Tuesday 4 June 2019

Top-Down versus Bottom-Up Christianity (or the CS Lewis versus Bruce Charlton strategies for conversion)

I associate CS Lewis with the Top-Down strategy for becoming a Christian - the suggestion for What To Do when you want to become become a Christian but aren't yet a Christian.

Lewis's basic idea is that you start out by 'going through the motions' or (less charitably) 'pretending' to be a Christian; and the rest will follow.

So, for instance, you might start praying, reading scripture regularly, or attending church (he suggests the nearest church of your birth denomination - which made sense up to c.1955 but nowadays would be pretty hazardous in most cases). The idea is that by developing good habits on the surface, your deep convictions will be trained to follow.

If this works, then by all means do it! But I suspect that modernity has inoculated many people against any and all such surface approaches, because it has ensured that all information will be systematically misinterpreted. Plus leftist-materialism has so permeated all institutions that church services and scriptures (in new translations and commentaries) alike have been corrupted to work (overall) against Christianity - e.g. by presenting the religion as primarily 'about' social justice or the environment.

My alternative idea (expounded multiple times on this blog) is for individuals to discover and examine their own most fundamental assumptions about reality - their metaphysics.

These might include assumptions that there is no soul, that the spiritual realm is imaginary, that all talk of life after death is wishful thinking, that reality is a mixture of blind determinism and accident etc. Such assumptions (which are very common, but unfounded) will usually block conversion, so they probably need to be addressed.

By 'examine' these, I mean they should be made clear and brought before the intuition, the imagination - to see whether we really-and-truly and whole-heartedly endorse them as necessarily true... and if not, what instead we do endorse.
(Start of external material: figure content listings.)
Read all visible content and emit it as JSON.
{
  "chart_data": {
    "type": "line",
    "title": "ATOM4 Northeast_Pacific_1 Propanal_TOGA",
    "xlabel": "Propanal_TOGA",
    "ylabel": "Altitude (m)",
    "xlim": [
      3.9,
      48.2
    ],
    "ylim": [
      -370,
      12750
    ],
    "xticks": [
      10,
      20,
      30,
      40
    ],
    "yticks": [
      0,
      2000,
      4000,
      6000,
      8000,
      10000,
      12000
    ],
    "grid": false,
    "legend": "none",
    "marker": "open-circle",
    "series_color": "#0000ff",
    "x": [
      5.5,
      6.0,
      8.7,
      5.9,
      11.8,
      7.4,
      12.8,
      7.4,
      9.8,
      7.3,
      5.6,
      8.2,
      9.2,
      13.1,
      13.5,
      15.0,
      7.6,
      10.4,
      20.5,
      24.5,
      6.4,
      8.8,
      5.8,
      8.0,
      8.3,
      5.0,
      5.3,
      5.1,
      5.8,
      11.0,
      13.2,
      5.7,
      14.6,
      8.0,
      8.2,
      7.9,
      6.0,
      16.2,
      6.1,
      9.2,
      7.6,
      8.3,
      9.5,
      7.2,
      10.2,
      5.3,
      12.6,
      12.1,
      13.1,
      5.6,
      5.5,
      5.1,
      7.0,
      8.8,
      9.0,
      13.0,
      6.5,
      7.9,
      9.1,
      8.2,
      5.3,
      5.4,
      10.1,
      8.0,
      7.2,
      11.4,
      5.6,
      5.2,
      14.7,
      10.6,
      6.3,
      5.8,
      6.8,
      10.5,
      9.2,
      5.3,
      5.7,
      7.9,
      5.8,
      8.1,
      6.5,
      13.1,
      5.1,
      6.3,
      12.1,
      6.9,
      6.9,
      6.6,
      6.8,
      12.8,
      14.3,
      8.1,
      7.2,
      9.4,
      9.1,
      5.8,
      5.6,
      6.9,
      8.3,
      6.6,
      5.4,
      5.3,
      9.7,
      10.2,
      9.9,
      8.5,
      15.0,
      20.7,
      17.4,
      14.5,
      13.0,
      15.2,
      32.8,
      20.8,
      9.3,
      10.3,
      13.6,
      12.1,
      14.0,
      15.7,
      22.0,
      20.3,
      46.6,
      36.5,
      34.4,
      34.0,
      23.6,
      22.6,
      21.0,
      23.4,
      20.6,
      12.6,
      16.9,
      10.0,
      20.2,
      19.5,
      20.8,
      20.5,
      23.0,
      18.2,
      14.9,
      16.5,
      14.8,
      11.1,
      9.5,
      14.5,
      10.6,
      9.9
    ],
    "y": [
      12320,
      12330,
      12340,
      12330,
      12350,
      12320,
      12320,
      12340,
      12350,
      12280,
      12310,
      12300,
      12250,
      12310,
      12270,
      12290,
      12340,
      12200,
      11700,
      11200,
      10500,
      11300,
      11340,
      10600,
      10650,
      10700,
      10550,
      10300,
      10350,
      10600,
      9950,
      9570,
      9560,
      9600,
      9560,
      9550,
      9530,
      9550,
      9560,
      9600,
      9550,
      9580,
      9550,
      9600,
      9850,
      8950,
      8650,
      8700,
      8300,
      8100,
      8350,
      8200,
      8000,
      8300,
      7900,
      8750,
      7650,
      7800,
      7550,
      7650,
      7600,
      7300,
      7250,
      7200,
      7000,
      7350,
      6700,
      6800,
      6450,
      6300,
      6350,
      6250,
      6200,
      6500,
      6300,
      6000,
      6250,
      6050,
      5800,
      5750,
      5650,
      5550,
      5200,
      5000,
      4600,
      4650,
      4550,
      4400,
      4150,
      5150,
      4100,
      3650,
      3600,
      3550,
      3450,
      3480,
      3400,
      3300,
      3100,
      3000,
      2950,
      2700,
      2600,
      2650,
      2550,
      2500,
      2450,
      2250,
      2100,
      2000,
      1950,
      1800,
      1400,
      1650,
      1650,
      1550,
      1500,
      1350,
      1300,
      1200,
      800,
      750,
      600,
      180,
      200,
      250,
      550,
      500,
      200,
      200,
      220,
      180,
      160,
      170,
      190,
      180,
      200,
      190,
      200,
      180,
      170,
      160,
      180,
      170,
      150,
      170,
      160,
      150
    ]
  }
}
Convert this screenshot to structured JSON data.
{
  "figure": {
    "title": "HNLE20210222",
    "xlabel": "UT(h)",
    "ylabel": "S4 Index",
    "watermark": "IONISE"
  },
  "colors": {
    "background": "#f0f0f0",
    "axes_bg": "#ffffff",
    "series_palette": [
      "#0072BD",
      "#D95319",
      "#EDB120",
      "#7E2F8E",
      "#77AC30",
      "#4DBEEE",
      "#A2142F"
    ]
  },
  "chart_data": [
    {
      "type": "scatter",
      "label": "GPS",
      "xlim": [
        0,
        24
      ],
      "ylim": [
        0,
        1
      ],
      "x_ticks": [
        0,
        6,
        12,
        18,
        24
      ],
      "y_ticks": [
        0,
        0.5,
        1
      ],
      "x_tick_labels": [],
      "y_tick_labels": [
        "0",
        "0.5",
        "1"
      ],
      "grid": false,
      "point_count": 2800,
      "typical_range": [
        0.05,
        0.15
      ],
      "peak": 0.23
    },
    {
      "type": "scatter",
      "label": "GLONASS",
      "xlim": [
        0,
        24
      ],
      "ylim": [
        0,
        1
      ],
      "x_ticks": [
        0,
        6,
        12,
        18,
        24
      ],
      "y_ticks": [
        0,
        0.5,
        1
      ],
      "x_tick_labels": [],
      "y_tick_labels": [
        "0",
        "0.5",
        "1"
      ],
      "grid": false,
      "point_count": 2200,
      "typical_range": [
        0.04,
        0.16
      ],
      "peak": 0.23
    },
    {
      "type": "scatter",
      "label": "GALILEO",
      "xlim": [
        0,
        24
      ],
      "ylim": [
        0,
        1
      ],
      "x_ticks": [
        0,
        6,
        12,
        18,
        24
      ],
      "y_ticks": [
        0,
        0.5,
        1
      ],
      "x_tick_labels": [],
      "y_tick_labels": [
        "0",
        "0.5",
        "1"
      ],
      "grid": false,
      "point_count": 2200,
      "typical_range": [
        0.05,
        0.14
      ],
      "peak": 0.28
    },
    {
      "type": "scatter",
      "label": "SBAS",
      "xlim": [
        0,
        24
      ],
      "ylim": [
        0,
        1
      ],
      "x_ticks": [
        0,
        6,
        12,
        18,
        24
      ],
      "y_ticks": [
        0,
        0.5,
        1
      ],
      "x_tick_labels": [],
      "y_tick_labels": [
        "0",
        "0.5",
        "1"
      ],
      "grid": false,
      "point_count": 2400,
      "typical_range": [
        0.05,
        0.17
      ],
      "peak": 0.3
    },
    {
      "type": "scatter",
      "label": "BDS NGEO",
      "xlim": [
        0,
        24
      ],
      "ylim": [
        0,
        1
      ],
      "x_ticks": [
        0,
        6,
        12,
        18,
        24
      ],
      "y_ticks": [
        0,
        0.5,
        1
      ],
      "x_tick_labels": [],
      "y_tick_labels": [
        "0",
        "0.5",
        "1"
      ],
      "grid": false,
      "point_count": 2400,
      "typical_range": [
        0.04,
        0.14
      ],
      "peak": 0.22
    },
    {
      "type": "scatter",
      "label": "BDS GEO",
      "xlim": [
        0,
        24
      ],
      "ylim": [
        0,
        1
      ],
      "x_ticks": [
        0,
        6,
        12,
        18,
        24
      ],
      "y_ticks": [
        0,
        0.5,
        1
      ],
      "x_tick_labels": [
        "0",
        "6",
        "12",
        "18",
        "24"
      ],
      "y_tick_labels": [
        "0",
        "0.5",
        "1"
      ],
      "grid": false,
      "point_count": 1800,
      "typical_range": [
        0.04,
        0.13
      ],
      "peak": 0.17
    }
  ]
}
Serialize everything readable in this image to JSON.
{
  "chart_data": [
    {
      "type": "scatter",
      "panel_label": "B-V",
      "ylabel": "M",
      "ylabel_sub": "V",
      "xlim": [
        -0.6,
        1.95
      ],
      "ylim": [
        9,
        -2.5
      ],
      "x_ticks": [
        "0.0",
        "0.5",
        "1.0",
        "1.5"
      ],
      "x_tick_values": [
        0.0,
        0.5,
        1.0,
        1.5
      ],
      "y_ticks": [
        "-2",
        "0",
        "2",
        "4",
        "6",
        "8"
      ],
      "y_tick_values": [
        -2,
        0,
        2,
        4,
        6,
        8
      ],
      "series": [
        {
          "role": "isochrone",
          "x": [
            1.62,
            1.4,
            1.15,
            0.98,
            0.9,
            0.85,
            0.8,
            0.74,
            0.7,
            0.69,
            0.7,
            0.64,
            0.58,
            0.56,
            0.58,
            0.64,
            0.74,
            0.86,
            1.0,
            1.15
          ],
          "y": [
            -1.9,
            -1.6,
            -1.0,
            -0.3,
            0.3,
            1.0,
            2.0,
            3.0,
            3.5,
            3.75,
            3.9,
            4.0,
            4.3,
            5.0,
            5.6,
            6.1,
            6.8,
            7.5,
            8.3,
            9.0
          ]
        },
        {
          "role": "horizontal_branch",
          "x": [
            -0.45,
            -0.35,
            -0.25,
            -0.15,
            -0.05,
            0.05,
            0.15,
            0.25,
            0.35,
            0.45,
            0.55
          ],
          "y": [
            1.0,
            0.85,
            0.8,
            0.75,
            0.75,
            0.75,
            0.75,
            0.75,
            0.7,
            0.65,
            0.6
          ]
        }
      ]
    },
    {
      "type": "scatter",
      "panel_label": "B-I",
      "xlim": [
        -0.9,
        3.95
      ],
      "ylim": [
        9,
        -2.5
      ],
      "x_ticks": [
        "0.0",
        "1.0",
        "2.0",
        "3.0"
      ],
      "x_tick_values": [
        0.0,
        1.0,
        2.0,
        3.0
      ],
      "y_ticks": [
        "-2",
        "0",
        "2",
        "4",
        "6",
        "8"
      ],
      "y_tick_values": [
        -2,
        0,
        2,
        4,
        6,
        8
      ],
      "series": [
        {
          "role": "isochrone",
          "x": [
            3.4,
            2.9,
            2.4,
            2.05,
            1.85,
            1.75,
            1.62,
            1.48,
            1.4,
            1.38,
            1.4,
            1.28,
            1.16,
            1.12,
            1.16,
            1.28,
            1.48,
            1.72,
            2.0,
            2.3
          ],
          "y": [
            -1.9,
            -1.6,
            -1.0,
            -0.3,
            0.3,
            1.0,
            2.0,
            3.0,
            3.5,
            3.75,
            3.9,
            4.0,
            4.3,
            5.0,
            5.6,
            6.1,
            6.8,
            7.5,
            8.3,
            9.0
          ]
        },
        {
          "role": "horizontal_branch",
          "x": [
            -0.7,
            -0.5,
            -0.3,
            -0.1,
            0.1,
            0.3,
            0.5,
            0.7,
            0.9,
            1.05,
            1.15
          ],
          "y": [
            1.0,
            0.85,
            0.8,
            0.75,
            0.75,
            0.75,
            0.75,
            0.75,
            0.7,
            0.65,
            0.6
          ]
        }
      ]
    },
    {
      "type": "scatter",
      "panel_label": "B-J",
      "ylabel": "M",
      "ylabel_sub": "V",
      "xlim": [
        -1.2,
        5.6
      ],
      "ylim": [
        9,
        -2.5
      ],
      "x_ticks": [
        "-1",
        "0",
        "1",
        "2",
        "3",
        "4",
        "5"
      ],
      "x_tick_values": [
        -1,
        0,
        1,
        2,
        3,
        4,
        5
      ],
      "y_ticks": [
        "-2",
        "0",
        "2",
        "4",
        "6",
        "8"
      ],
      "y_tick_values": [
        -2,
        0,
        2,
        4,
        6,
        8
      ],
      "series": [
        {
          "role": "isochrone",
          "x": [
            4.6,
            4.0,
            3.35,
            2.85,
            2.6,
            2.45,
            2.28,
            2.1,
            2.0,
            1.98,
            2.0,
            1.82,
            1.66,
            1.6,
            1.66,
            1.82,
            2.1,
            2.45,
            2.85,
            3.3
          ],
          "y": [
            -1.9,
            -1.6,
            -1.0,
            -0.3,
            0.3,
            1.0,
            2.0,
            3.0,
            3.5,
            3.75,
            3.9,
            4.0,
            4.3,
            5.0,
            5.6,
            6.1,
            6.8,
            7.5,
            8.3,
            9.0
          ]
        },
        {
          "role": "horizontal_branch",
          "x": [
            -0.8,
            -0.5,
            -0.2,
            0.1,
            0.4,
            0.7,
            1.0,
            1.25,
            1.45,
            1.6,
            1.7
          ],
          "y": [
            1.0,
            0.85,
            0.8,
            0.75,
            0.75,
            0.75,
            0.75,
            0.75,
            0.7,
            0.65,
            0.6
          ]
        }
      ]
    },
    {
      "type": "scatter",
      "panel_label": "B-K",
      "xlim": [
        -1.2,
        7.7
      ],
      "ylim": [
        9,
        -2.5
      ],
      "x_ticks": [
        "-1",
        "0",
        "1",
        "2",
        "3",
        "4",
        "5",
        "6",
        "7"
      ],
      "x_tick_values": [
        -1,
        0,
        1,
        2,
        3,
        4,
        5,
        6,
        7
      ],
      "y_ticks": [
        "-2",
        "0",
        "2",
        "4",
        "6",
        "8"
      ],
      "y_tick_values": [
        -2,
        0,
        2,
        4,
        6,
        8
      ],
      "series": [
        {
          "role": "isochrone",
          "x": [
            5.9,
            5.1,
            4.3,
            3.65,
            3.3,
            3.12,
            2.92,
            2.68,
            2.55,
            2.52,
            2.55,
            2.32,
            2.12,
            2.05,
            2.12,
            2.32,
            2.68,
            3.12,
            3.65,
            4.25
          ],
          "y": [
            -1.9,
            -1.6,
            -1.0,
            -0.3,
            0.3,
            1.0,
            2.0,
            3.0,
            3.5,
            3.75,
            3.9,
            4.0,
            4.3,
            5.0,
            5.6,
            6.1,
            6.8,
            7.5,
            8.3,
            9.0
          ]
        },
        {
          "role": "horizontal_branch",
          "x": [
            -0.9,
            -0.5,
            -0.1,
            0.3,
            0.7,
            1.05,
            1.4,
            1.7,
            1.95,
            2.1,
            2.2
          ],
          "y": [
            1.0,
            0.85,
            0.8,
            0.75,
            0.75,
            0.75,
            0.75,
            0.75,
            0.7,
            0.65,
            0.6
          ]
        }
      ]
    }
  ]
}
Such a process will, I think, lead most people to Christianity if pursued honestly and diligently - and will do so in a Bottom Up fashion, by building Christianity upon the foundations of what we feel-and-know to be true metaphysics.

1 comment:

Nathaniel said...

Great article, and the bottom up method is what has worked for me personally in building a personal metaphysics.
I consciously descended into Nietzsche (whose writing style I admire to this day) and took on a materialist atheist position, supported by other writings of atheists and existentialists. From here, I began (what has been a hard) process of uprooting assumptions, and discovering for myself via conscious observation and reflection, my own metaphysics. Doing what I call inner work on myself, and in fact destroying myself in the process... but this in many ways has led to an arrival of something else in me, almost an inner child has the space to move in now I can see the ego for what it is. I've come to realise and discern the difference between Personality and Essence. I now understand post-modernity as 'the to nowhere' ... although rather than outright reject it, I think it is best we face it and do our best to transform it through our own individual efforts. I think it either consumes us, or we take the individual path as you point out many times.

Also, through (as best as I know) my own inner workings, I came to discover truly, God is Love.